On 21-Jan-2007, at 07:14, Alexander Harrowell wrote:
Regarding your first point, it's really surprising that existing
P2P applications don't include topology awareness. After all, the
underlying TCP already has mechanisms to perceive the relative
nearness of a network entity - counting hops or round-trip latency.
Imagine a BT-like client that searches for available torrents, and
records the round-trip time to each host it contacts. These it
places in a lookup table and picks the fastest responders to
initiate the data transfer. Those are likely to be the closest, if
not in distance then topologically, and the ones with the most
bandwidth. Further, imagine that it caches the search - so when
you next seek a file, it checks for it first on the hosts nearest
to it in its "routing table", stepping down progressively if it's
not there. It's a form of local-pref.
Remember though that the dynamics of the system need to assume that
individual clients will be selfish, and even though it might be in
the interests of the network as a whole to choose local peers, if you
can get faster *throughput* (not round-trip response) from a remote
peer, it's a necessary assumption that the peer will do so.
Protocols need to be designed such that a client is rewarded in
faster downloads for uploading in a fashion that best benefits the
swarm.
The third step is for content producers to directly add their torrents
to the ISP peers before releasing the torrent directly to the public.

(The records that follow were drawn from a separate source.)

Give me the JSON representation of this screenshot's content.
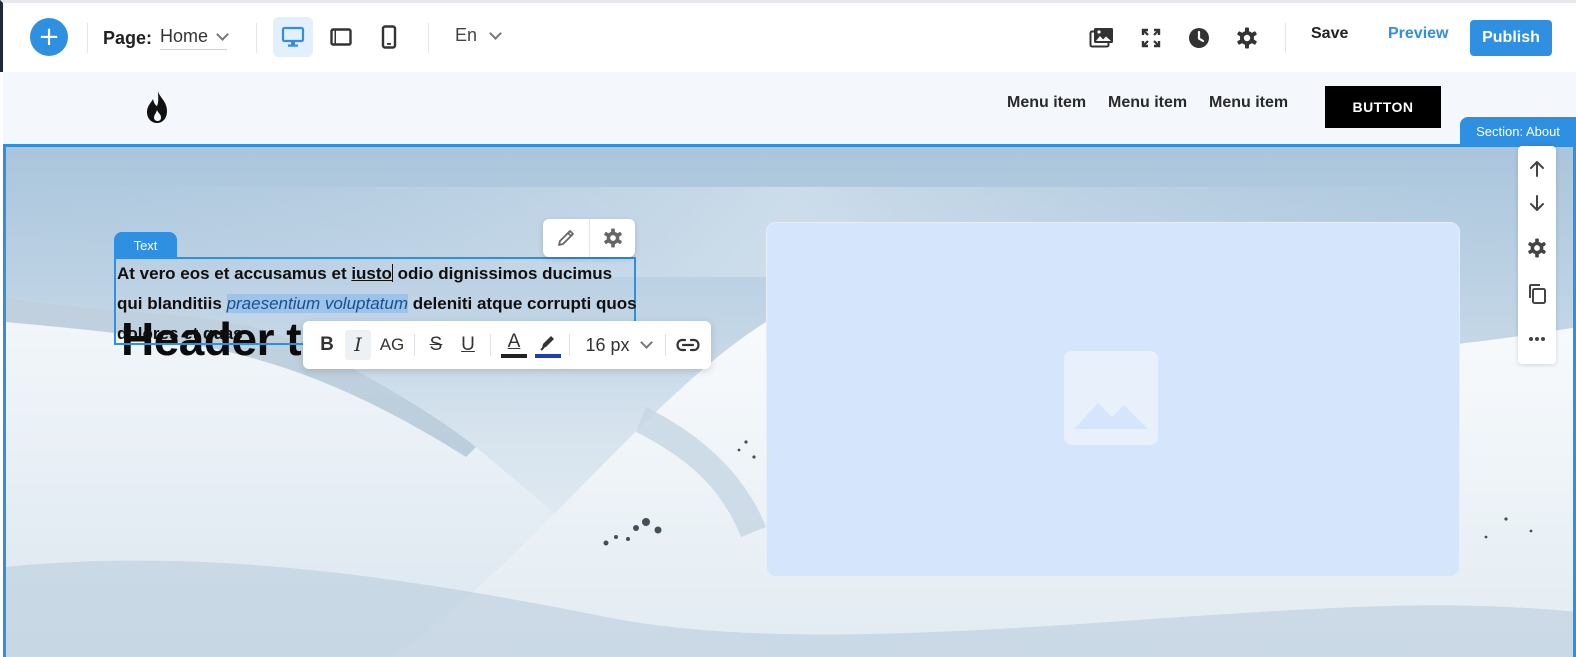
{
  "toolbar": {
    "add_icon": "plus-icon",
    "page_label": "Page:",
    "page_value": "Home",
    "devices": [
      {
        "name": "desktop",
        "icon": "desktop-icon",
        "active": true
      },
      {
        "name": "tablet",
        "icon": "tablet-icon",
        "active": false
      },
      {
        "name": "mobile",
        "icon": "mobile-icon",
        "active": false
      }
    ],
    "language": "En",
    "icons": [
      "media-library-icon",
      "fullscreen-icon",
      "history-icon",
      "settings-icon"
    ],
    "save_label": "Save",
    "preview_label": "Preview",
    "publish_label": "Publish",
    "accent_color": "#2f8fe0"
  },
  "site_header": {
    "logo_icon": "flame-icon",
    "menu": [
      "Menu item",
      "Menu item",
      "Menu item"
    ],
    "button_label": "BUTTON"
  },
  "section_badge": "Section: About",
  "hero": {
    "title": "Header text",
    "text_tag": "Text",
    "paragraph": {
      "part1": "At vero eos et accusamus et ",
      "underlined": "iusto",
      "part2": " odio dignissimos ducimus qui blanditiis ",
      "selected": "praesentium voluptatum",
      "part3": " deleniti atque corrupti quos dolores et quas"
    },
    "image_placeholder_icon": "image-placeholder-icon"
  },
  "text_tools": [
    "edit-icon",
    "settings-icon"
  ],
  "format_bar": {
    "bold": "B",
    "italic": "I",
    "caps": "AG",
    "strike": "S",
    "underline": "U",
    "text_color_label": "A",
    "font_size": "16 px",
    "text_color": "#222222",
    "highlight_color": "#1d3fb0"
  },
  "side_panel": [
    "arrow-up-icon",
    "arrow-down-icon",
    "settings-icon",
    "duplicate-icon",
    "more-icon"
  ]
}
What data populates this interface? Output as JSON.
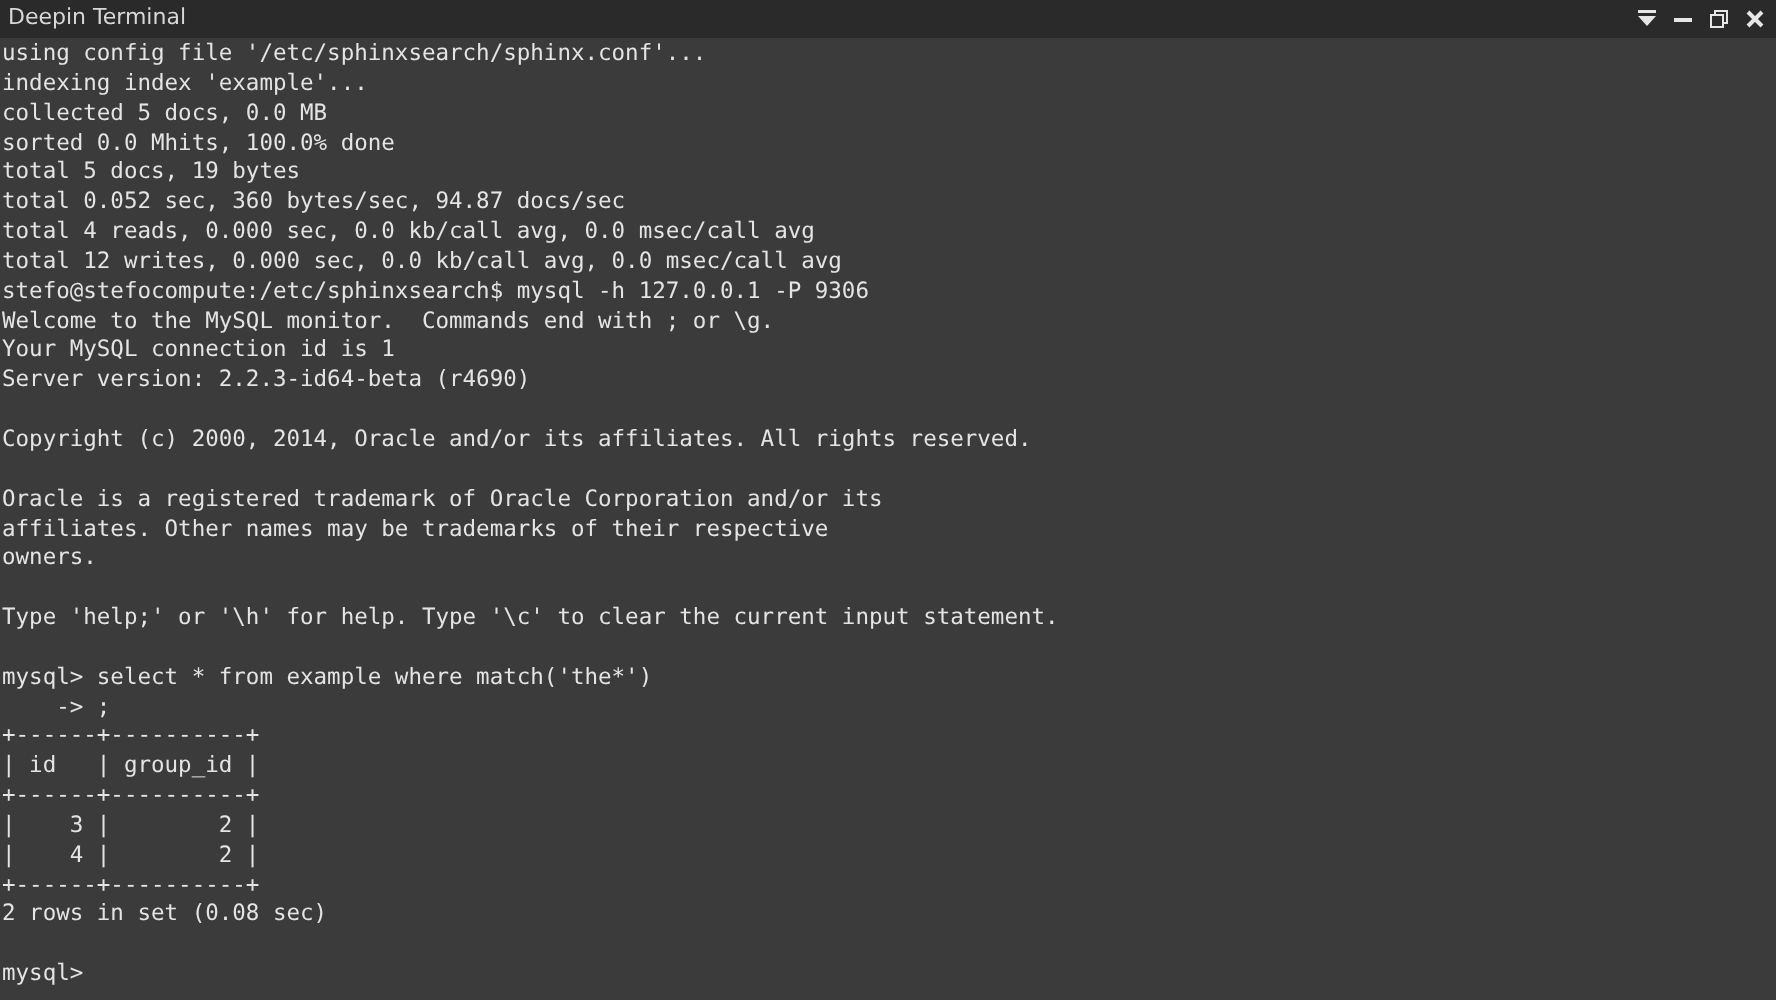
{
  "window": {
    "title": "Deepin Terminal"
  },
  "terminal": {
    "blocks": [
      [
        "using config file '/etc/sphinxsearch/sphinx.conf'...",
        "indexing index 'example'...",
        "collected 5 docs, 0.0 MB",
        "sorted 0.0 Mhits, 100.0% done",
        "total 5 docs, 19 bytes",
        "total 0.052 sec, 360 bytes/sec, 94.87 docs/sec",
        "total 4 reads, 0.000 sec, 0.0 kb/call avg, 0.0 msec/call avg",
        "total 12 writes, 0.000 sec, 0.0 kb/call avg, 0.0 msec/call avg",
        "stefo@stefocompute:/etc/sphinxsearch$ mysql -h 127.0.0.1 -P 9306",
        "Welcome to the MySQL monitor.  Commands end with ; or \\g.",
        "Your MySQL connection id is 1",
        "Server version: 2.2.3-id64-beta (r4690)"
      ],
      [
        "Copyright (c) 2000, 2014, Oracle and/or its affiliates. All rights reserved."
      ],
      [
        "Oracle is a registered trademark of Oracle Corporation and/or its",
        "affiliates. Other names may be trademarks of their respective",
        "owners."
      ],
      [
        "Type 'help;' or '\\h' for help. Type '\\c' to clear the current input statement."
      ],
      [
        "mysql> select * from example where match('the*')",
        "    -> ;",
        "+------+----------+",
        "| id   | group_id |",
        "+------+----------+",
        "|    3 |        2 |",
        "|    4 |        2 |",
        "+------+----------+",
        "2 rows in set (0.08 sec)"
      ],
      [
        "mysql>"
      ]
    ]
  }
}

This gets "official" content pre-positioned for efficient
distribution,
making it perform better (from a user's perspective) than pirated
content.
If there was a big fast server in every ISP with a monstrous pile of
disk which retrieved torrents automatically from a selection of
popular RSS feeds, which kept seeding torrents for as long as there
was interest and/or disk, and which had some rate shaping installed
on the host such that traffic that wasn't on-net (e.g. to/from
customers) or free (e.g. to/from peers) was rate-crippled, how far
would that go to emulating this behaviour with existing live
torrents? Speaking from a technical perspective only, and ignoring
the legal minefield.
If anybody has tried this, I'd be interested to hear whether on-net
clients actually take advantage of the local monster seed, or whether
they persist in pulling data from elsewhere.